A single alcoholic drink alters synaptic plasticity
In order to assess how a first alcohol exposure affects synaptic plasticity of D1 and D2 neurons, the UCSF researchers generated mice with fluorescently labeled D1 and D2 neurons by crossing Drd1-Cre or Drd2-Cre with Ai14 mice (B6.Cg-Gt(ROSA)26Sortm14(CAG-tdTomato)Hze/J, (007914). These mice were subjected to a two-bottle drinking test in which one bottle contained water and the other 20% alcohol for 24 h. The next day, brains from the treated mice were harvested, and D1 and D2 neuron physiology in the NAc was measured by patch-clamp assay. An increased ratio of AMPA/NMDA glutamate receptors, indicative of altered synaptic plasticity and excitatory neuron synaptic transmission, was observed in D1 neurons but not in D2 neurons compared to control mice who only had water to drink. Similar changes were observed following a single intraperitoneal dose of alcohol to Drd1-Cre-Ai14 or Drd2-Cre-Ai14 mice that had not been exposed to alcohol previously. These data indicate that a first, and perhaps even a single, alcohol experience can change synaptic properties in D1 neurons in the NAc.
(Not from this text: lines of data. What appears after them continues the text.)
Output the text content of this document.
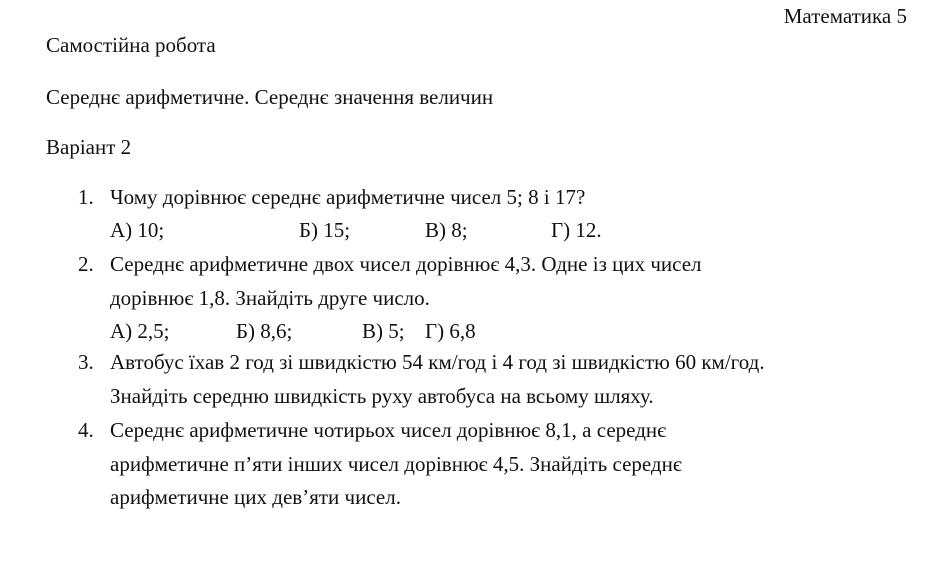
Математика 5
Самостійна робота
Середнє арифметичне. Середнє значення величин
Варіант 2
1. Чому дорівнює середнє арифметичне чисел 5; 8 і 17?
А) 10;	Б) 15;	В) 8;	Г) 12.
2. Середнє арифметичне двох чисел дорівнює 4,3. Одне із цих чисел
дорівнює 1,8. Знайдіть друге число.
А) 2,5;	Б) 8,6;	В) 5; Г) 6,8
3. Автобус їхав 2 год зі швидкістю 54 км/год і 4 год зі швидкістю 60 км/год.
Знайдіть середню швидкість руху автобуса на всьому шляху.
4. Середнє арифметичне чотирьох чисел дорівнює 8,1, а середнє
арифметичне п’яти інших чисел дорівнює 4,5. Знайдіть середнє
арифметичне цих дев’яти чисел.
To understand the molecular biology that underlies the synaptic changes induced by first alcohol exposure, Dr. Ron’s team examined activation of mammalian target of rapamycin complex 1 (mTORC1) and its associated pathway members. mTORC1 promotes translation in many cell types, including synaptic proteins in neurons, and is necessary for some synaptic alterations. Phosphorylated Akt and Erk2, both of which activate mTORC1, were increased in total brain homogenates isolated from mice exposed to a single 4 hour binge alcohol event. Further, phosphorylation of the mTORC1 target S6 kinase and its downstream substrate, ribosomal protein S6, was significantly upregulated in synaptosomal fractions. Most tellingly, translation of GluA1 and Homer, two proteins whose translation is regulated by mTORC1, was increased in synaptic fractions. These data suggest that from the very first alcohol experience, D1 neurons in the NAc rapidly and robustly activate the mTORC1 pathway to stimulate the translation of gene products that reinforce synaptic circuits that underlie reward-based learning.
This study expands our current understanding about the neurological changes that accompany initial alcohol exposure, and suggest that similar alterations may underlie the reward-based learning associated with alcohol and other substance abuse. The data also identifies the mTORC1 pathway as a potential therapeutic target for developing drugs to help patients dealing with addiction.